Adesso possiamo vivere ciò che sta accadendo come un’occasione: non dovremmo assolutamente tornare, come si sente dire spesso, ai modelli, ai comportamenti, alle abitudini e agli schemi del recente passato, ma dovremmo abbatterli e riscriverli ex novo. Il lockdown è stato un momento doloroso, ma ha anche incarnato il punto di inizio di nuovi progetti, il tentativo di mettere in pratica nuove idee, proponendo paradigmi alternativi e prospettive diverse. Ne è un esempio questa preziosa e liberatoria suite; è pervasa da sonorità post-rock, è il punto d’incontro tra una dimensione analogica – quella delle nostre passioni, dei nostri sogni, delle nostre intuizioni – e una dimensione di trame e di sfumature elettroniche, che, a loro volta, entrano in sintonia con le ombre, i respiri, gli orizzonti, le albe, i crepuscoli e tutte le flebili voci del mondo che ci circonda.
Un mondo che, durante questa pandemia, abbiamo avuto la possibilità di riascoltare e percepire, come non succedeva da parecchio tempo oramai.

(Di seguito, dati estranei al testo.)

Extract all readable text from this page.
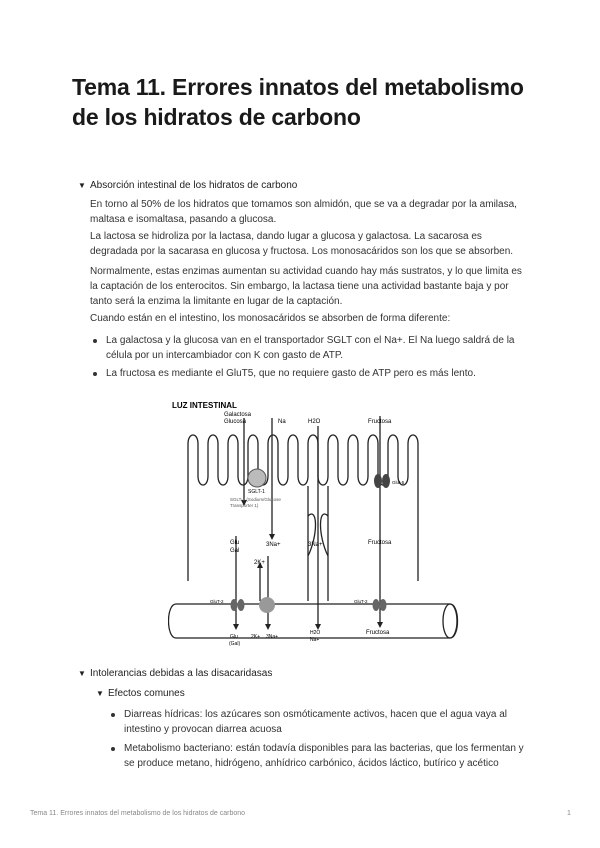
Tema 11. Errores innatos del metabolismo de los hidratos de carbono
▼ Absorción intestinal de los hidratos de carbono
En torno al 50% de los hidratos que tomamos son almidón, que se va a degradar por la amilasa, maltasa e isomaltasa, pasando a glucosa.
La lactosa se hidroliza por la lactasa, dando lugar a glucosa y galactosa. La sacarosa es degradada por la sacarasa en glucosa y fructosa. Los monosacáridos son los que se absorben.
Normalmente, estas enzimas aumentan su actividad cuando hay más sustratos, y lo que limita es la captación de los enterocitos. Sin embargo, la lactasa tiene una actividad bastante baja y por tanto será la enzima la limitante en lugar de la captación.
Cuando están en el intestino, los monosacáridos se absorben de forma diferente:
La galactosa y la glucosa van en el transportador SGLT con el Na+. El Na luego saldrá de la célula por un intercambiador con K con gasto de ATP.
La fructosa es mediante el GluT5, que no requiere gasto de ATP pero es más lento.
LUZ INTESTINAL
Galactosa
Glucosa	Na	H2O	Fructosa
SGLT-1
SGLT-1 (Sodium/Glucose
Transporter 1)
Glut-5
Glu
Gal
3Na+	3Na+
2K+
Fructosa
GluT-2	GluT-2
Glu
(Gal)
2K+ 3Na+
H2O
Na+
Fructosa
▼ Intolerancias debidas a las disacaridasas
▼ Efectos comunes
Diarreas hídricas: los azúcares son osmóticamente activos, hacen que el agua vaya al intestino y provocan diarrea acuosa
Metabolismo bacteriano: están todavía disponibles para las bacterias, que los fermentan y se produce metano, hidrógeno, anhídrico carbónico, ácidos láctico, butírico y acético
Tema 11. Errores innatos del metabolismo de los hidratos de carbono	1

E sono stati proprio questi rumori ritrovati e queste percezioni che avevamo sepolto nel nostro primordiale inconscio, a consentirci di riempire, in una maniera differente, quell’enorme e inquietante spazio vuoto che teneva separate e distanti le persone, dando a noi stessi, ai Giardini di Mirò, a chiunque ne avesse la volontà, la possibilità di avere un nuovo e straordinario terreno comune nel quale ritrovarsi e costruire qualcosa che riuscisse a prescindere la materia, il contatto fisico, la geografia dei luoghi e degli spazi e potesse avere un effetto pratico, concreto, reale sulle nostre fragili e spesso illusorie esistenze.